Era hijo de “El Justiciero”, que desapareció un día en la selva y nadie volvió a saber de él; su padre fue un hombre de cuya vida los sabios pronosticaron que estaría dedicada íntegramente al servicio de tos demás. Durante su estancia en la tierra, se casó con una sola mujer y tuvo un hijo, Nguii.

La misión en este mundo del padre de Nguii era matar a seres humanos. Tenía una lanza, un arco y una flecha. No hablaba casi nada y cuando llegaba alguien para pedirle que matase a quien fuera por el motivo que fuese, se limitaba a escuchar, cobraba y después buscaba al individuo al que tenía que matar y le decía tan sólo:

—Tienes dos días para escapar.

Mientras tanto, se quedaba en su casa dedicándose a sus quehaceres. Al segundo día, se sentaba con sus hermanos en el abaá hasta el mediodía, cuando empezaba a preparar sus armas con tranquilidad y salía después sin decir nada a nadie. Dos horas después aparecía con la cabeza del ajusticiado y se la entregaba a su cliente sin más historias.

Los que le conocieron cuentan que tenía un hermano, tío Nguii, tan bello como poco juicioso. Éste, de nombre Nsue, se enamoró de la mujer de un vecino y durante todo el tiempo que duró aquello, el marido burlado estuvo tragándose la humillación hasta que se le ocurrió ahorrar dinero, ir al justiciero y decir:

—Estoy afrentado y necesito ayuda.

—¿Quién es? —preguntó el justiciero.

—Nsue, tu hermano.

El justiciero cobró porque ésa era su misión. Después buscó a su hermano, a quien de paso había advertido varias veces antes sobre aquel caso engorroso y le dijo:

—Tienes cuatro días para escaparte. Te voy a matar.
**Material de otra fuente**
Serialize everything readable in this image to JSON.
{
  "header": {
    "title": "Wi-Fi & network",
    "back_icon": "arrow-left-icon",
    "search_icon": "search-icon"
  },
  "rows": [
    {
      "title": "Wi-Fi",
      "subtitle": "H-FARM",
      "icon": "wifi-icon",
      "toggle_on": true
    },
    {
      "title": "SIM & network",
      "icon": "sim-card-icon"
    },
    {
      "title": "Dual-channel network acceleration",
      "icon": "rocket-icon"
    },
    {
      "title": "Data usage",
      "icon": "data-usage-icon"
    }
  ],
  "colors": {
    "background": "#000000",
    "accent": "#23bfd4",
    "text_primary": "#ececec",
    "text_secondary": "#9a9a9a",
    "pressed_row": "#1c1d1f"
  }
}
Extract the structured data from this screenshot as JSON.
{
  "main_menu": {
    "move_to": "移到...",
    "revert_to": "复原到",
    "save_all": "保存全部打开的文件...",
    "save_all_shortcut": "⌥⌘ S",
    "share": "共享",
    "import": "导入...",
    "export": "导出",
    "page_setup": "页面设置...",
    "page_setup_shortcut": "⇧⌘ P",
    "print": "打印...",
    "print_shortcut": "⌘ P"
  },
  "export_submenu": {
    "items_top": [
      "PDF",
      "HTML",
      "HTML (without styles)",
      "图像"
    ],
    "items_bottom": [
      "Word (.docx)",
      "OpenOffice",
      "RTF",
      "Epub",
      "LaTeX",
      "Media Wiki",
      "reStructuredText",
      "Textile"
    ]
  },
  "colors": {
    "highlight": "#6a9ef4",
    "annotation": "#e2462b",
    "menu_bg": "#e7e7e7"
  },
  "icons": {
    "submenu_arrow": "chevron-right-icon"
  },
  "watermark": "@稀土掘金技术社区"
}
Hoy, los cuentistas trovadores aún cantan el llanto del muchacho y sus súplicas al hermano justiciero antes de escapar al bosque y no dejan de decir que durante los tres días y medio que aguardó el justiciero, se comportó como si nada estuviese ocurriendo. Era serio por naturaleza y su expresión no se alteró. Estuvo tranquilo como siempre hasta que, al cuarto día, cuando el sol marcaba la línea que separaba la mañana del mediodía, comenzó a preparar sus armas. Después salió y se adentró en la selva para, al cabo de media hora, regresar con la cabeza de su hermano.
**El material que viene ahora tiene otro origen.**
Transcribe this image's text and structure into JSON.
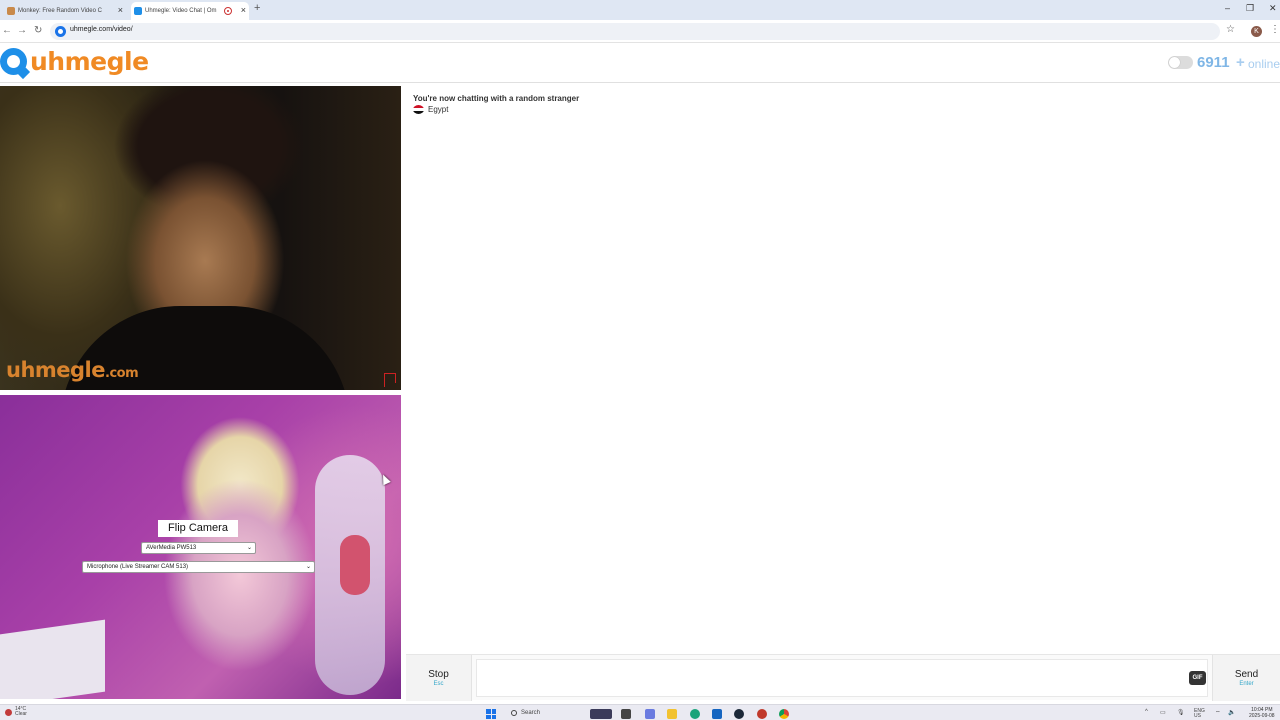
{
  "browser": {
    "tabs": [
      {
        "title": "Monkey: Free Random Video C",
        "active": false
      },
      {
        "title": "Uhmegle: Video Chat | Om",
        "active": true
      }
    ],
    "url": "uhmegle.com/video/",
    "profile_initial": "K"
  },
  "site": {
    "logo_text": "uhmegle",
    "online_count": "6911",
    "online_plus": "+",
    "online_label": "online"
  },
  "stranger_video": {
    "watermark_main": "uhmegle",
    "watermark_suffix": ".com"
  },
  "self_video": {
    "flip_camera_label": "Flip Camera",
    "camera_selected": "AVerMedia PW513",
    "microphone_selected": "Microphone (Live Streamer CAM 513)"
  },
  "chat": {
    "status_message": "You're now chatting with a random stranger",
    "country": "Egypt",
    "input_value": ""
  },
  "controls": {
    "stop_label": "Stop",
    "stop_hint": "Esc",
    "gif_label": "GIF",
    "send_label": "Send",
    "send_hint": "Enter"
  },
  "taskbar": {
    "weather_temp": "14°C",
    "weather_desc": "Clear",
    "search_label": "Search",
    "language": "ENG",
    "language_region": "US",
    "time": "10:04 PM",
    "date": "2025-09-08"
  },
  "colors": {
    "brand_orange": "#f08a24",
    "brand_blue": "#1e8fe8",
    "online_blue": "#7fb6e6",
    "hint_cyan": "#35a7c9"
  }
}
La aldea estaba completamente en silencio cuando le vieron llegar con la cabeza de su víctima-hermano y dirigirse a la vivienda del cliente. Pero, en vez de entregársela, sólo se la enseñó, entró con ella en su propia casa. Más tarde, reapareció y dijo al que le había mandado: —¡Toma! Te pago para que te escapes. Tienes quince días para buscar tu salvación. Tiró el dinero a los pies del enemigo y se fue al abaá, donde permaneció durante los quince días sin apenas comer, ni irse a dormir.
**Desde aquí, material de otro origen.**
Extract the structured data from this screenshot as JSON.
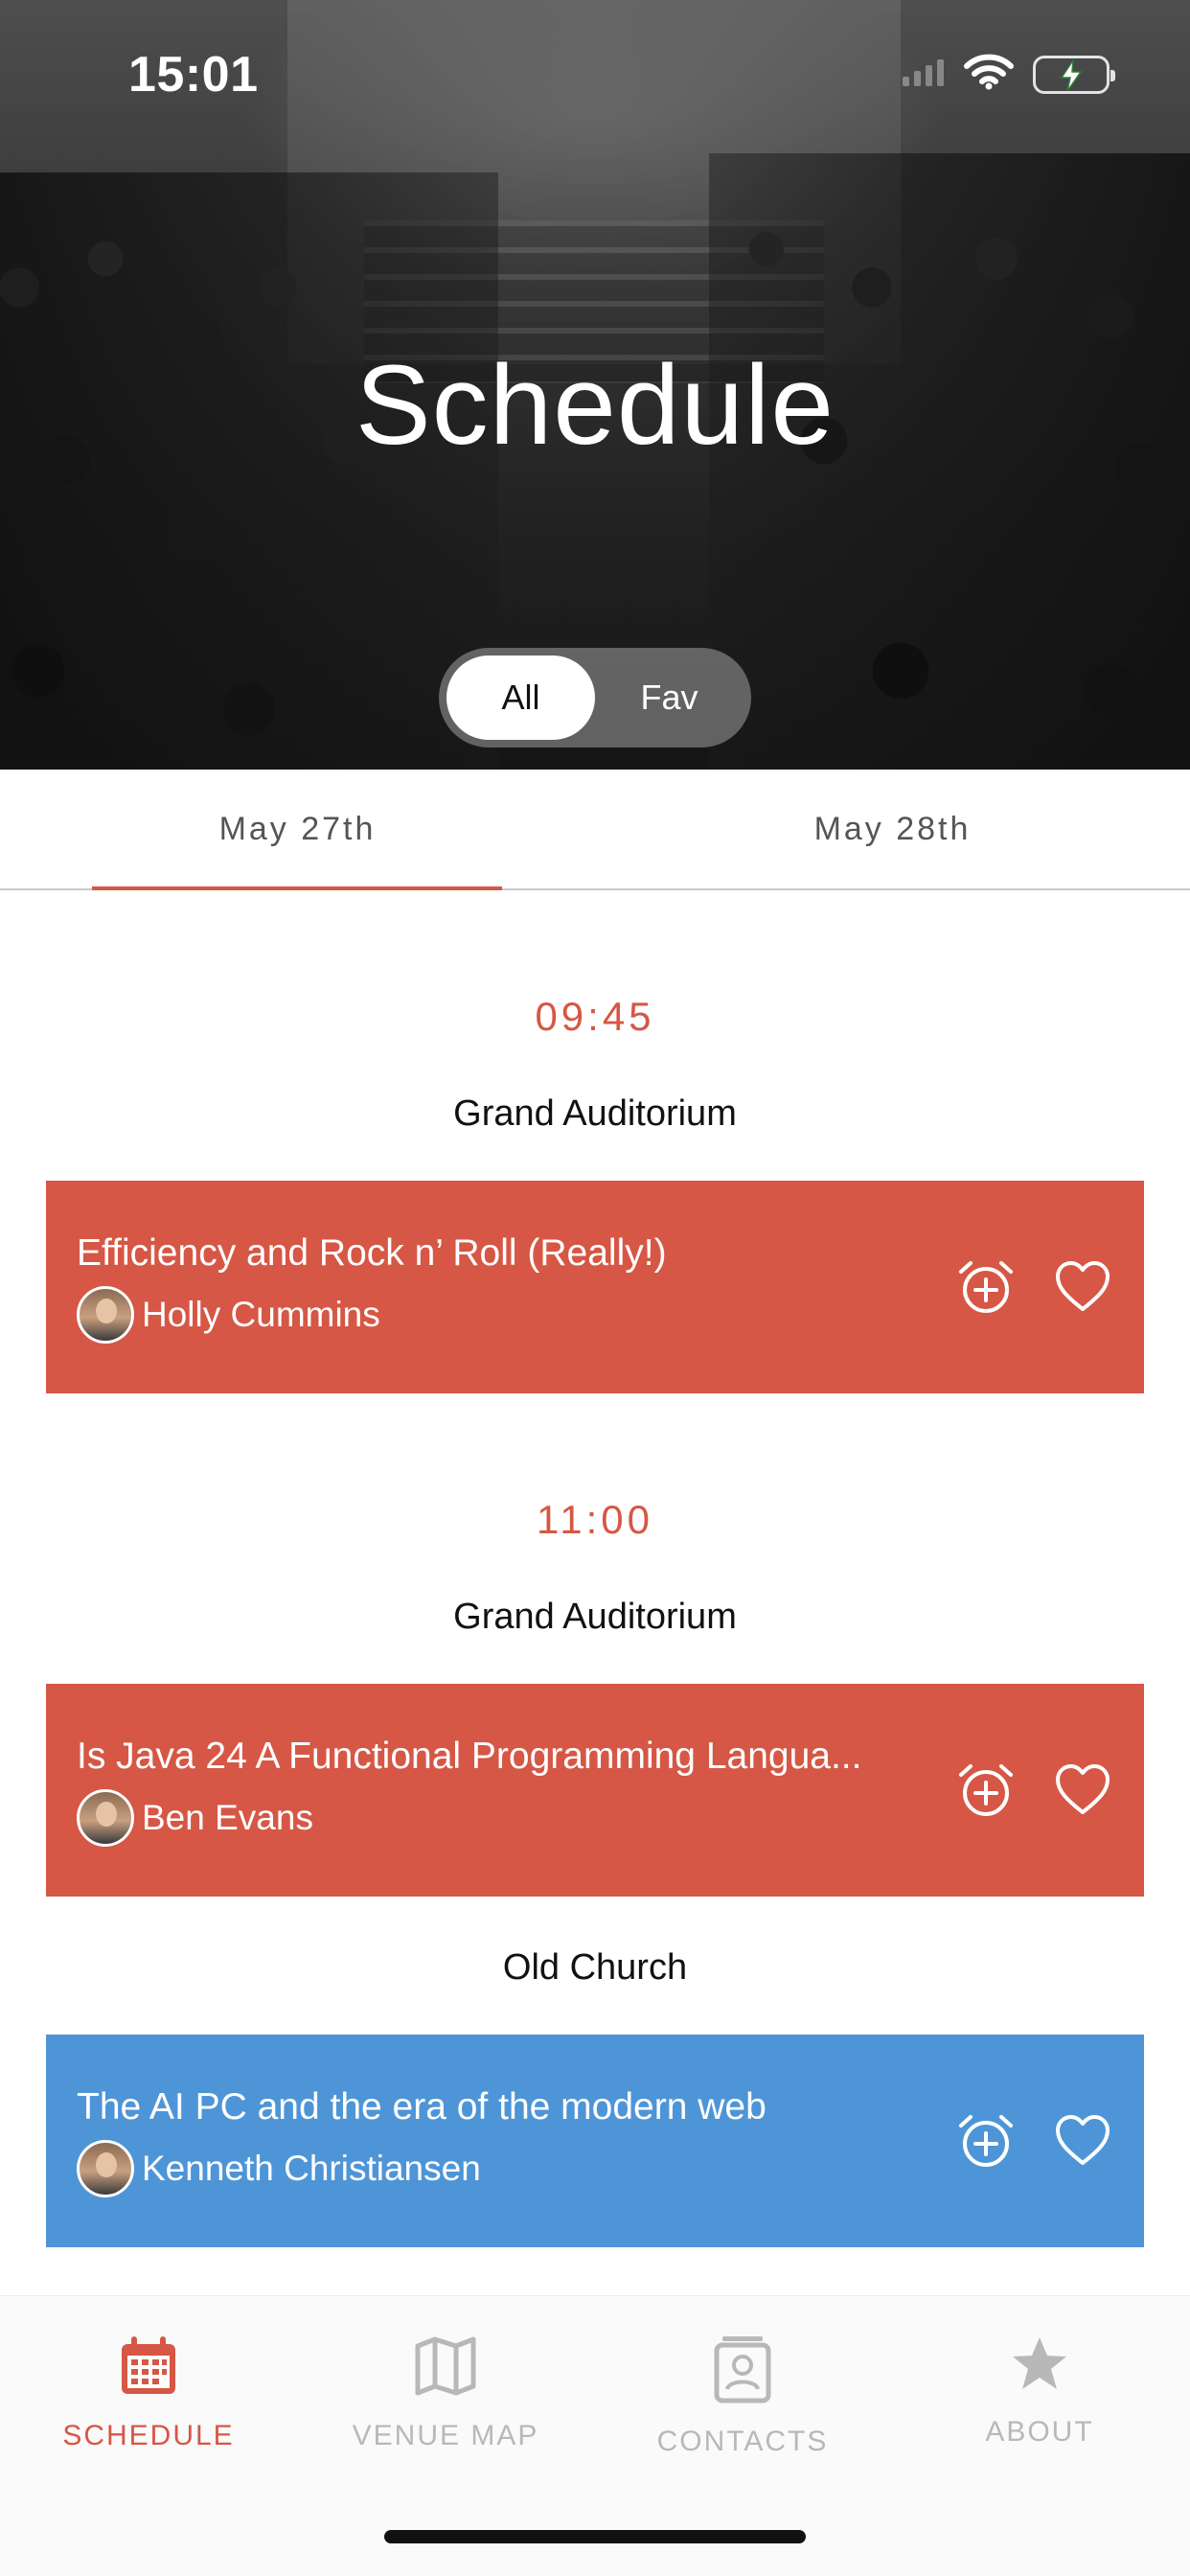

Al cabo de estos comenzó a preparar sus armas, después le vieron internarse en la selva y le vieron reaparecer al cabo de media hora con la cabeza de su víctima. La tiró en la puerta del abaá y acto seguido volvió a internarse en la selva sin que nadie volviese a saber de él. Se cuenta que después de mucho buscar, los hombres volvieron a la aldea sin haberle encontrado. Cuando se disponían a tocar los tambores de luto apareció una vieja misteriosa que dijo:

—No le cortéis los cabellos a la viuda. El hombre no está muerto. Sólo duerme en la profundidad de la selva. Aunque sus ojos se cubran de escarcha y el moho selle sus labios, no toquéis los tambores de luto.